Then, as Mrs. Burton turned away, she said, not aloud but to herself:

“Besides, Terry rhymes with Gerry, or will rhyme with some one else. I wish there were no young men in Arizona for the next few months.”

As a matter-of-fact, Gerry did require a a good deal of assistance in the long trek to find a suitable camping place. But, then, the new guide’s labors were of various kinds. He rode ahead on a lank, ugly-looking pony, his long legs trailing almost to the ground and followed at uncertain intervals by the girls and Mrs. Burton.

Now and then several of them would change from the backs of the burros to the solitary farm wagon, which carried their provisions and always Marie, who had wept once more at the thought of mounting a burro.

Polly was finding her maid all the problem Sylvia had insisted she would be. But there were three seats in the wagon, beside the place of the boy who was driving, and the other two were sufficient when the girls or their guardian grew tired. The little gray pack mules—Tim and Ina—trotted behind the wagon.

Certainly the Camp Fire caravan party formed an odd picture as they trailed across the ranch. Yet they fitted into the scenery through which they were passing. Over the same trail in bygone days many other women had traveled. Today the girls were wearing their regulation Camp Fire dresses, only instead of skirts they wore khaki trousers and leather leggings and soft hats. Each girl had her hair braided and hanging down for greater convenience.
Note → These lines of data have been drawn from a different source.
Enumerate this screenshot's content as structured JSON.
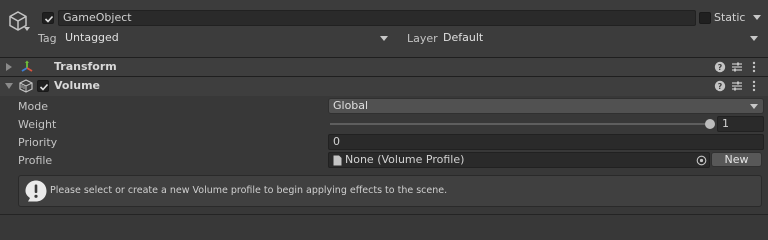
{
  "game_object": {
    "active": true,
    "name": "GameObject",
    "static_label": "Static",
    "static_checked": false,
    "tag_label": "Tag",
    "tag_value": "Untagged",
    "layer_label": "Layer",
    "layer_value": "Default"
  },
  "components": {
    "transform": {
      "title": "Transform",
      "expanded": false
    },
    "volume": {
      "title": "Volume",
      "enabled": true,
      "expanded": true,
      "mode_label": "Mode",
      "mode_value": "Global",
      "weight_label": "Weight",
      "weight_value": "1",
      "weight_fraction": 1.0,
      "priority_label": "Priority",
      "priority_value": "0",
      "profile_label": "Profile",
      "profile_value": "None (Volume Profile)",
      "new_button": "New"
    }
  },
  "help_box": {
    "message": "Please select or create a new Volume profile to begin applying effects to the scene."
  }
}
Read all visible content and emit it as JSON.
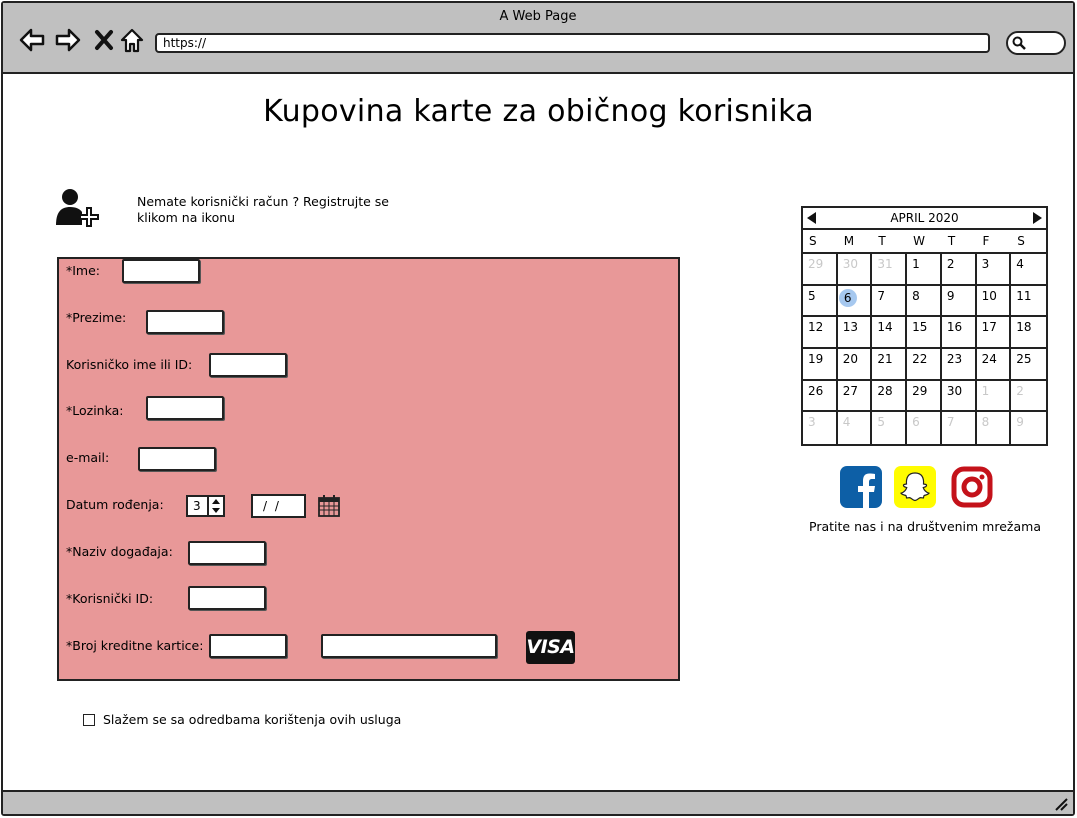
{
  "window": {
    "title": "A Web Page",
    "url": "https://"
  },
  "page": {
    "title": "Kupovina karte za običnog korisnika",
    "register_hint": "Nemate korisnički račun ? Registrujte se klikom na ikonu"
  },
  "form": {
    "fields": [
      {
        "label": "*Ime:",
        "value": ""
      },
      {
        "label": "*Prezime:",
        "value": ""
      },
      {
        "label": "Korisničko ime ili ID:",
        "value": ""
      },
      {
        "label": "*Lozinka:",
        "value": ""
      },
      {
        "label": "e-mail:",
        "value": ""
      },
      {
        "label": "Datum rođenja:",
        "stepper_value": "3",
        "date_value": "/ /"
      },
      {
        "label": "*Naziv događaja:",
        "value": ""
      },
      {
        "label": "*Korisnički ID:",
        "value": ""
      },
      {
        "label": "*Broj kreditne kartice:",
        "value": "",
        "value2": "",
        "card_brand": "VISA"
      }
    ],
    "agree_label": "Slažem se sa odredbama korištenja ovih usluga",
    "agree_checked": false,
    "panel_color": "#e89898"
  },
  "calendar": {
    "month_label": "APRIL 2020",
    "weekdays": [
      "S",
      "M",
      "T",
      "W",
      "T",
      "F",
      "S"
    ],
    "days": [
      {
        "d": "29",
        "m": true
      },
      {
        "d": "30",
        "m": true
      },
      {
        "d": "31",
        "m": true
      },
      {
        "d": "1"
      },
      {
        "d": "2"
      },
      {
        "d": "3"
      },
      {
        "d": "4"
      },
      {
        "d": "5"
      },
      {
        "d": "6",
        "sel": true
      },
      {
        "d": "7"
      },
      {
        "d": "8"
      },
      {
        "d": "9"
      },
      {
        "d": "10"
      },
      {
        "d": "11"
      },
      {
        "d": "12"
      },
      {
        "d": "13"
      },
      {
        "d": "14"
      },
      {
        "d": "15"
      },
      {
        "d": "16"
      },
      {
        "d": "17"
      },
      {
        "d": "18"
      },
      {
        "d": "19"
      },
      {
        "d": "20"
      },
      {
        "d": "21"
      },
      {
        "d": "22"
      },
      {
        "d": "23"
      },
      {
        "d": "24"
      },
      {
        "d": "25"
      },
      {
        "d": "26"
      },
      {
        "d": "27"
      },
      {
        "d": "28"
      },
      {
        "d": "29"
      },
      {
        "d": "30"
      },
      {
        "d": "1",
        "m": true
      },
      {
        "d": "2",
        "m": true
      },
      {
        "d": "3",
        "m": true
      },
      {
        "d": "4",
        "m": true
      },
      {
        "d": "5",
        "m": true
      },
      {
        "d": "6",
        "m": true
      },
      {
        "d": "7",
        "m": true
      },
      {
        "d": "8",
        "m": true
      },
      {
        "d": "9",
        "m": true
      }
    ],
    "selected_color": "#a6c8ef"
  },
  "social": {
    "caption": "Pratite nas i na društvenim mrežama",
    "icons": [
      {
        "name": "facebook-icon",
        "color": "#0d5fa6"
      },
      {
        "name": "snapchat-icon",
        "color": "#fffc00"
      },
      {
        "name": "instagram-icon",
        "color": "#c4121a"
      }
    ]
  }
}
At first they only followed the ranch roads through great fields of purple clover and then through several acres of peach orchard. But at last they came to a wilder country near the outskirt of the big ranch. Here they were nearing the neighborhood of the Painted Desert.

Short stretches of sand, yellow with flowering bunches of rabbit brush or gray with the ice plant, showed here and there. Then a mesa suddenly arose many feet above the desert and often covered with grass, or a verdant bit of valley showed further on.

Riding ahead, the new guide frequently pointed out objects of interest—a giant yucca tree, or queer animals scooting to their burrows. But never once did he betray his nationality by a single speech—not even by a light in his eye.

And, whenever she could remember, Mrs. Burton watched the young man narrowly. Yet it was hard for her to play chaperon when there was so much she wished to see and understand. And, really, Terry did seem to be a nice fellow.